P. S. Qua si fa tutto per denaro…

…Noi assolutamente passaremo fra breve in Napoli mi rengresce infinitamente d'essere con gli altri confusi mentre la mia causa è tutta diversa dall'altre… Mi ringresce che D. Giovanni non voi essere mio avvocato per questa Causa, ma lo prego di ben informare ì ministri, e l'avvocato dei poveri. La mia salute non va niente bene, e perciò ti prego quando verrò in cotesto luoco di far presente come sono qui tenuto acciò non mi pongono in criminale dove sono sicuro di lasciarci la vita. Quando voi scrivere, da le lettere al sig. Domenico, che lui penzerà di mandarmele per mezzo d'un mio fidato marinaro… 
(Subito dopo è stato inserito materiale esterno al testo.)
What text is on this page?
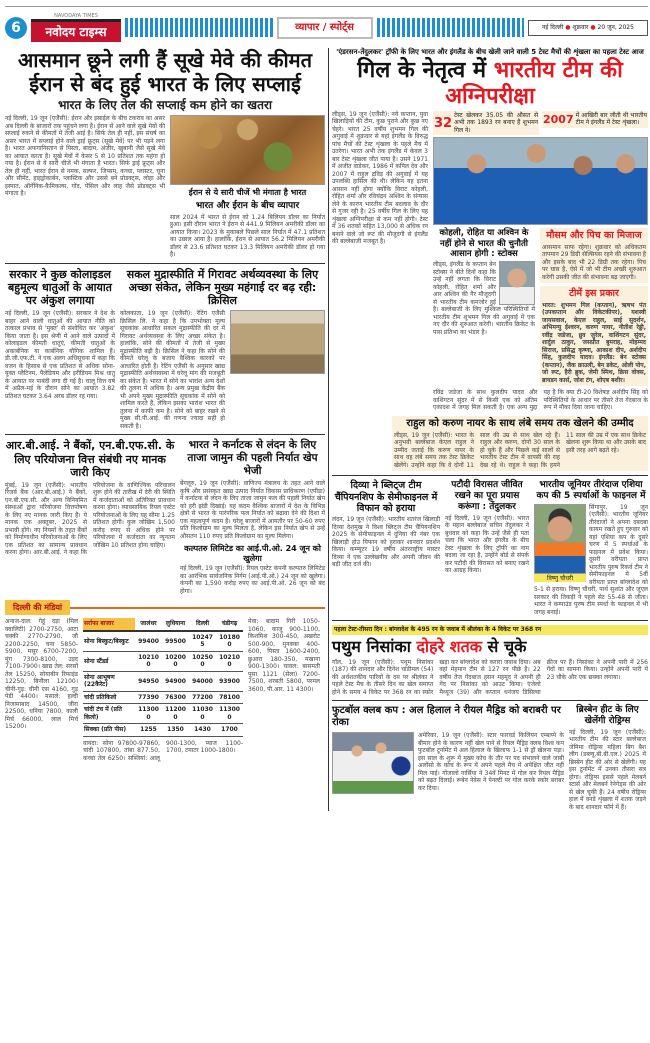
6
NAVODAYA TIMES
नवोदय टाइम्स	व्यापार / स्पोर्ट्स	नई दिल्ली ● शुक्रवार ● 20 जून, 2025
आसमान छूने लगी हैं सूखे मेवे की कीमत
ईरान से बंद हुई भारत के लिए सप्लाई
भारत के लिए तेल की सप्लाई कम होने का खतरा
नई दिल्ली, 19 जून (एजैंसी): ईरान और इस्राईल के बीच टकराव का असर अब दिल्ली के बाजारों तक पहुंचने लगा है। ईरान से आने वाले सूखे मेवों की सप्लाई रुकने से कीमतों में तेजी आई है। सिर्फ तेल ही नहीं, इस संघर्ष का असर भारत में सप्लाई होने वाले ड्राई फ्रूट्स (सूखे मेवे) पर भी पड़ने लगा है। भारत अफगानिस्तान से पिस्ता, बादाम, अंजीर, खुबानी जैसे सूखे मेवे का आयात करता है। सूखे मेवों में केसर 5 से 10 प्रतिशत तक महंगा हो गया है। ईरान से ये सारी चीजें भी मंगाता है भारत। सिर्फ ड्राई फ्रूट्स और तेल ही नहीं, भारत ईरान से नमक, सल्फर, जिप्सम, कच्चा, प्लास्टर, चूना और सीमेंट, हाइड्रोकार्बन, प्लास्टिक और उससे बने प्रोडक्ट्स, लोहा और इस्पात, ऑर्गेनिक-कैमिकल्स, गोंद, पेंसिल और लाह जैसे प्रोडक्ट्स भी मंगाता है।	ईरान से ये सारी चीजें भी मंगाता है भारत
भारत और ईरान के बीच व्यापार
साल 2024 में भारत से ईरान को 1.24 बिलियन डॉलर का निर्यात हुआ। इसी दौरान भारत ने ईरान से 441.9 मिलियन अमरीकी डॉलर का आयात किया। 2023 के मुकाबले पिछले साल निर्यात में 47.1 प्रतिशत का उछाल आया है। हालांकि, ईरान से आयात 56.2 मिलियन अमरीकी डॉलर से 23.6 प्रतिशत घटकर 13.3 मिलियन अमरीकी डॉलर हो गया है।
सरकार ने कुछ कोलाइडल बहुमूल्य धातुओं के आयात पर अंकुश लगाया
नई दिल्ली, 19 जून (एजैंसी): सरकार ने देश के बाहर आने वाली धातुओं की आयात नीति को तत्काल प्रभाव से 'मुक्त' से संशोधित कर 'अंकुश' किया जाता है। इस श्रेणी में आने वाले उत्पादों में कोलाइडल कीमती धातुएं, कीमती धातुओं के अकार्बनिक या कार्बनिक यौगिक शामिल हैं। डी.जी.एफ.टी. ने एक अलग अधिसूचना में कहा कि वजन के हिसाब से एक प्रतिशत से अधिक सोना-युक्त प्लैटिनम, पैलेडियम और इरीडियम मिश्र धातु के आयात पर पाबंदी लगा दी गई है। चालू वित्त वर्ष में अप्रैल-मई के दौरान सोने का आयात 3.82 प्रतिशत घटकर 3.64 अरब डॉलर रह गया।
सकल मुद्रास्फीति में गिरावट अर्थव्यवस्था के लिए अच्छा संकेत, लेकिन मुख्य महंगाई दर बढ़ रही: क्रिसिल
कोलकाता, 19 जून (एजैंसी): रेटिंग एजैंसी क्रिसिल लि. ने कहा है कि उपभोक्ता मूल्य सूचकांक आधारित सकल मुद्रास्फीति की दर में गिरावट अर्थव्यवस्था के लिए अच्छा संकेत है। हालांकि, सोने की कीमतों में तेजी से मुख्य मुद्रास्फीति बढ़ी है। क्रिसिल ने कहा कि सोने की कीमतें घरेलू के बजाय वैश्विक कारकों पर आधारित होती हैं। रेटिंग एजैंसी के अनुसार खाद्य मुद्रास्फीति अर्थव्यवस्था में घरेलू मांग की मजबूती का संकेत है। भारत में सोने का भारांश अन्य देशों की तुलना में अधिक है। अन्य प्रमुख केंद्रीय बैंक भी अपने मुख्य मुद्रास्फीति सूचकांक में सोने को शामिल करते हैं, लेकिन इसका भारांश भारत की तुलना में काफी कम है। सोने को बाहर रखने से मुख्य सी.पी.आई. की गणना ज्यादा सही हो सकती है।
आर.बी.आई. ने बैंकों, एन.बी.एफ.सी. के लिए परियोजना वित्त संबंधी नए मानक जारी किए
मुंबई, 19 जून (एजैंसी): भारतीय रिजर्व बैंक (आर.बी.आई.) ने बैंकों, एन.बी.एफ.सी. और अन्य विनियमित संस्थाओं द्वारा परियोजना वित्तपोषण के लिए नए मानक जारी किए हैं। ये मानक एक अक्तूबर, 2025 से प्रभावी होंगे। नए नियमों के तहत बैंकों को निर्माणाधीन परियोजनाओं के लिए एक प्रतिशत का सामान्य प्रावधान करना होगा। आर.बी.आई. ने कहा कि परियोजना के वाणिज्यिक परिचालन शुरू होने की तारीख में देरी की स्थिति में कर्जदाताओं को अतिरिक्त प्रावधान करना होगा। व्यावसायिक रियल एस्टेट परियोजनाओं के लिए यह सीमा 1.25 प्रतिशत होगी। कुल जोखिम 1,500 करोड़ रुपए से अधिक होने पर परियोजना में कर्जदाता का न्यूनतम जोखिम 10 प्रतिशत होना चाहिए।
भारत ने कर्नाटक से लंदन के लिए ताजा जामुन की पहली निर्यात खेप भेजी
बेंगलूरु, 19 जून (एजैंसी): वाणिज्य मंत्रालय के तहत आने वाले कृषि और प्रसंस्कृत खाद्य उत्पाद निर्यात विकास प्राधिकरण (एपीडा) ने कर्नाटक से लंदन के लिए ताजा जामुन फल की पहली निर्यात खेप को हरी झंडी दिखाई। यह कदम वैश्विक बाजारों में देश के विभिन्न क्षेत्रों से भारत के पारंपरिक फल निर्यात को बढ़ावा देने की दिशा में एक महत्वपूर्ण कदम है। घरेलू बाजारों में आमतौर पर 50-60 रुपए प्रति किलोग्राम का मूल्य मिलता है, लेकिन इस निर्यात खेप से उन्हें औसतन 110 रुपए प्रति किलोग्राम का मूल्य मिलेगा।
कल्पतरु लिमिटेड का आई.पी.ओ. 24 जून को खुलेगा
नई दिल्ली, 19 जून (एजैंसी): रियल एस्टेट कंपनी कल्पतरु लिमिटेड का आरंभिक सार्वजनिक निर्गम (आई.पी.ओ.) 24 जून को खुलेगा। कंपनी का 1,590 करोड़ रुपए का आई.पी.ओ. 26 जून को बंद होगा।
दिल्ली की मंडियां
अनाज-दाल: गेहूं दड़ा (मिल क्वालिटी) 2700-2750, आटा चक्की 2770-2790, जौ 2200-2250, चना 5850-5900, मसूर 6700-7200, मूंग 7300-8100, उड़द 7100-7900। खाद्य तेल: सरसों तेल 15250, सोयाबीन रिफाइंड 12250, बिनौला 12100। चीनी-गुड़: चीनी एस 4160, गुड़ पेडी 4400। मसाले: हल्दी निजामाबाद 14500, जीरा 22500, धनिया 7800, काली मिर्च 66000, लाल मिर्च 15200।
सर्राफा बाजार	जालंधर	लुधियाना	दिल्ली	चंडीगढ़
सोना बिस्कुट/बिस्कुट	99400	99500	102475	101800
सोना स्टैंडर्ड	102100	102000	102500	102100
सोना आभूषण (22कैरेट)	94950	94900	94000	93900
चांदी प्रतिकिलो	77390	76300	77200	78100
चांदी टंच में (प्रति किलो)	113000	112000	110300	113000
सिक्का (प्रति पीस)	1255	1350	1430	1700
वायदा: सोना 97800-97860, चांदी 107800, तांबा 877.50, कच्चा तेल 6250। सब्जियां: आलू 900-1300, प्याज 1100-1700, टमाटर 1000-1800।
मेवा: बादाम गिरी 1050-1060, काजू 900-1100, किशमिश 300-450, अखरोट 500-900, मुनक्का 400-600, पिस्ता 1600-2400, छुआरा 180-350, मखाना 900-1300। चावल: बासमती पूसा 1121 (सेला) 7200-7500, शरबती 5800, परमल 3600, पी.आर. 11 4300।
'एंडरसन-तेंदुलकर' ट्रॉफी के लिए भारत और इंगलैंड के बीच खेली जाने वाली 5 टेस्ट मैचों की शृंखला का पहला टेस्ट आज
गिल के नेतृत्व में भारतीय टीम की अग्निपरीक्षा
लीड्स, 19 जून (एजैंसी): नये कप्तान, युवा खिलाड़ियों की टीम, कुछ पुराने और कुछ नए चेहरे। भारत 25 वर्षीय शुभमन गिल की अगुवाई में शुक्रवार से यहां इंगलैंड के विरुद्ध पांच मैचों की टेस्ट शृंखला के पहले मैच में उतरेगा। भारत अभी तक इंगलैंड में केवल 3 बार टेस्ट शृंखला जीत पाया है। उसने 1971 में अजीत वाडेकर, 1986 में कपिल देव और 2007 में राहुल द्रविड़ की अगुवाई में यह उपलब्धि हासिल की थी। लेकिन यह इतना आसान नहीं होगा क्योंकि विराट कोहली, रोहित शर्मा और रविचंद्रन अश्विन के संन्यास लेने के कारण भारतीय टीम बदलाव के दौर से गुजर रही है। 25 वर्षीय गिल के लिए यह शृंखला अग्निपरीक्षा से कम नहीं होगी। टेस्ट में 36 शतकों सहित 13,000 से अधिक रन बनाने वाले जो रूट की मौजूदगी से इंगलैंड की बल्लेबाजी मजबूत है।
32
टेस्ट खेलकर 35.05 की औसत से अभी तक 1893 रन बनाए हैं शुभमन गिल ने।
2007 में आखिरी बार जीती थी भारतीय टीम ने इंगलैंड में टेस्ट शृंखला।
कोहली, रोहित या अश्विन के नहीं होने से भारत की चुनौती आसान होगी : स्टोक्स
लीड्स, इंगलैंड के कप्तान बेन स्टोक्स ने बीते दिनों कहा कि उन्हें नहीं लगता कि विराट कोहली, रोहित शर्मा और आर अश्विन की गैर मौजूदगी से भारतीय टीम कमजोर हुई है। बल्लेबाजी के लिए मुश्किल परिस्थितियों में भारतीय टीम शुभमन गिल की अगुवाई में एक नए दौर की शुरुआत करेगी। भारतीय क्रिकेट के पास प्रतिभा का भंडार है।
मौसम और पिच का मिजाज
आसमान साफ रहेगा। शुक्रवार को अधिकतम तापमान 29 डिग्री सेल्सियस रहने की संभावना है और इसके बाद भी 22 डिग्री तक रहेगा। पिच पर घास है, ऐसे में जो भी टीम अच्छी शुरुआत करेगी उसकी जीत की संभावना बढ़ जाएगी।
टीमें इस प्रकार
भारत: शुभमन गिल (कप्तान), ऋषभ पंत (उपकप्तान और विकेटकीपर), यशस्वी जायसवाल, केएल राहुल, साई सुदर्शन, अभिमन्यु ईश्वरन, करुण नायर, नीतीश रेड्डी, रवींद्र जडेजा, ध्रुव जुरेल, वाशिंगटन सुंदर, शार्दुल ठाकुर, जसप्रीत बुमराह, मोहम्मद सिराज, प्रसिद्ध कृष्णा, आकाश दीप, अर्शदीप सिंह, कुलदीप यादव। इंगलैंड: बेन स्टोक्स (कप्तान), जैक क्राउली, बेन डकेट, ओली पोप, जो रूट, हैरी ब्रुक, जेमी स्मिथ, क्रिस वोक्स, ब्रायडन कार्स, जोश टंग, शोएब बशीर।
रविंद्र जडेजा के साथ कुलदीप यादव और वाशिंगटन सुंदर में से किसी एक को अंतिम एकादश में जगह मिल सकती है। एक अन्य मुद्दा यह है कि क्या टी-20 विशेषज्ञ अर्शदीप सिंह को परिस्थितियों के आधार पर तीसरे तेज गेंदबाज के रूप में मौका दिया जाना चाहिए।
राहुल को करुण नायर के साथ लंबे समय तक खेलने की उम्मीद
लीड्स, 19 जून (एजैंसी): भारत के अनुभवी बल्लेबाज केएल राहुल ने उम्मीद जताई कि करुण नायर के साथ वह लंबे समय तक टेस्ट क्रिकेट खेलेंगे। उन्होंने कहा कि वे दोनों 11 साल की उम्र से साथ खेल रहे हैं। राहुल और करुण, दोनों 30 साल के हो चुके हैं और पिछले कई सालों से भारतीय टेस्ट टीम में वापसी की राह देख रहे थे। राहुल ने कहा कि हमने 11 साल की उम्र में एक साथ क्रिकेट खेलना शुरू किया था और उसके बाद इसी तरह आगे बढ़ते रहे।
दिव्या ने ब्लिट्ज टीम चैंपियनशिप के सेमीफाइनल में विफान को हराया
लंदन, 19 जून (एजैंसी): भारतीय शतरंज खिलाड़ी दिव्या देशमुख ने विश्व ब्लिट्ज टीम चैंपियनशिप 2025 के सेमीफाइनल में दुनिया की नंबर एक खिलाड़ी होउ यिफान को हराकर शानदार प्रदर्शन किया। कम्प्यूटर 19 वर्षीय अंतरराष्ट्रीय मास्टर दिव्या ने एक उल्लेखनीय और अपनी जीवन की बड़ी जीत दर्ज की।
पटौदी विरासत जीवित रखने का पूरा प्रयास करूंगा : तेंदुलकर
नई दिल्ली, 19 जून (एजैंसी): भारत के महान बल्लेबाज सचिन तेंदुलकर ने बुधवार को कहा कि उन्हें जैसे ही पता चला कि भारत और इंगलैंड के बीच टेस्ट शृंखला के लिए ट्रॉफी का नाम बदला जा रहा है, उन्होंने बोर्ड से संपर्क कर पटौदी की विरासत को बनाए रखने का आग्रह किया।
भारतीय जूनियर तीरंदाज एशिया कप की 5 स्पर्धाओं के फाइनल में
विष्णु चौधरी
सिंगापुर, 19 जून (एजैंसी): भारतीय जूनियर तीरंदाजों ने अपना दबदबा कायम रखते हुए गुरुवार को यहां एशिया कप के दूसरे चरण में 5 स्पर्धाओं के फाइनल में प्रवेश किया। दूसरी वरीयता प्राप्त भारतीय पुरुष रिकर्व टीम ने सेमीफाइनल में 5वीं वरीयता प्राप्त बांग्लादेश को 5-1 से हराया। विष्णु चौधरी, पार्थ सुशांत और जुएल सरकार की तिकड़ी ने पहले सेट 55-48 से जीता। भारत ने कम्पाउंड पुरुष टीम स्पर्धा के फाइनल में भी जगह बनाई।
पहला टेस्ट-तीसरा दिन : बांग्लादेश के 495 रन के जवाब में श्रीलंका के 4 विकेट पर 368 रन
पथुम निसांका दोहरे शतक से चूके
गॉल, 19 जून (एजैंसी): पथुम निसांका (187) की शानदार और दिनेश चांडीमल (54) की अर्धशतकीय पारियों के दम पर श्रीलंका ने पहले टेस्ट मैच के तीसरे दिन का खेल समाप्त होने के समय 4 विकेट पर 368 रन का स्कोर खड़ा कर बांग्लादेश को करारा जवाब दिया। अब वहां मेहमान टीम से 127 रन पीछे है। 22 वर्षीय तेज गेंदबाज हसन महमूद ने अपनी ही गेंद पर निसांका को आउट किया। एंजेलो मैथ्यूज (39) और कप्तान धनंजय डिसिल्वा क्रीज पर हैं। निसांका ने अपनी पारी में 256 गेंदों का सामना किया। उन्होंने अपनी पारी में 23 चौके और एक छक्का लगाया।
फुटबॉल क्लब कप : अल हिलाल ने रीयल मैड्रिड को बराबरी पर रोका
अमेरिका, 19 जून (एजैंसी): स्टार फारवर्ड किलियन एम्बाप्पे के बीमार होने के कारण नहीं खेल पाने से रियल मैड्रिड क्लब विश्व कप फुटबॉल टूर्नामेंट में अल हिलाल के खिलाफ 1-1 से ड्रॉ खेलना पड़ा। इस साल के शुरू में मुख्य कोच के तौर पर पद संभालने वाले जाबी अलोंसो के कोच के रूप में अपने पहले मैच में अपेक्षित जीत नहीं मिल पाई। गोंजालो गार्सिया ने 34वें मिनट में गोल कर रियल मैड्रिड को बढ़त दिलाई। रूबेन नेवेस ने पेनल्टी पर गोल करके स्कोर बराबर कर दिया।
ब्रिस्बेन हीट के लिए खेलेंगी रोड्रिग्स
नई दिल्ली, 19 जून (एजैंसी): भारतीय टीम की स्टार बल्लेबाज जेमिमा रोड्रिग्स महिला बिग बैश लीग (डब्ल्यू.बी.बी.एल.) 2025 में ब्रिस्बेन हीट की ओर से खेलेंगी। यह इस टूर्नामेंट में उनका तीसरा सत्र होगा। रोड्रिग्स इससे पहले मेलबर्न स्टार्स और मेलबर्न रेनेगेड्स की ओर से खेल चुकी हैं। 24 वर्षीय रोड्रिग्स हाल में वनडे शृंखला में शतक जड़ने के बाद शानदार फॉर्म में हैं।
…ti fo sapere che gli Inglesi fanno tutto e anno fatto uscire In libertà quattro procetani ch'erano stati condannati vita durante fuori regno; vedi di porre impegno presso del comandante Inglese per farmi uscire per qualche tempo dal Regno senza fare la causa. Ora è il tempo delle calunnie, ma se ci sono dei birbanti che mi calunniano potranno farmi condannare per 15 o 20 anni dentro un castello, ecco sagrificata la mia gioventù tra ferri; ti ripeto dunque di far tutto il possibile presso dell'Inglesi per farmi fare questa grazia, penza che anno fatto sortire in libertà i condannati, tanto magiormente ponno far uscire a me fuori regno.

P. S. questi procitani che sono usciti altro impegno non hanno avuto che la cameriera d'Amilton, tanto magiormente potrai farlo tu…

 

Castel Sant’Elmo - fine di ottobre 1799 [7]. 



…C. M. Tu dirai eh' io sono troppo imbortuno, ma devi compatirmi, devi riflettere, che i presi sono seccanti come alle monache per essere chiusi. Invece della giamberga mi farai fare un roccapotto a due petti, e chiuso avanti, ma largo di maniche per poterlo portare per sopragiamberga e di colore blo, perchè d'altro colore non mi piace, le calzette di cottono non le prendere, ma fammele tutte di filo, per la ragione ch'io vado sempre con stivali e mai con scarpe, le quattro camisole, me ne fai una di scartato, e tre ne farai due blo, e una bianca, ma che sieuo ben fatti, le due pala di stivali me lo farai fare simile a quel palo vecchio, ma che siano un poco più pontuti, e di pelle elastica, fammi fare un coscinetto per gola perchè non ho questa robba, non trascurare di farla perchè poi venire una momentanea partenza… Perii mio nome mi mandarai un timbsno, un arrosto ed un altro piatto, fuori che fritto, ma per getto persone e due bottiglie di malega, io t'incomodo all'Infinito, ma devi compatirmi e scusare l'incomodo, che ti do, fammi sapere, cosa si fa per il mio affare e ricorda a R. che non si dimenticasse di me, a te mi fido, e tu devi penzare a farmi avere quelIo, che desidero…

 

Castel Sant’Elmo - novembre 1799

…dunque la transazione non si fa più, R. forse mi abbandona al mio destino. Amata M., ti prego d'assistermi…  Fammi sapere se i testimoni di Pozzoli sono in mio favore, e se sono contrarli vedi per mezzo di D. di ridurli a mio favore, come ancora fammi sapere come si sono condotti i Polvichesi, e la mia gente di servizio, e sopra di che sono stati interrogati. Non sparambiare né impegni né denaro…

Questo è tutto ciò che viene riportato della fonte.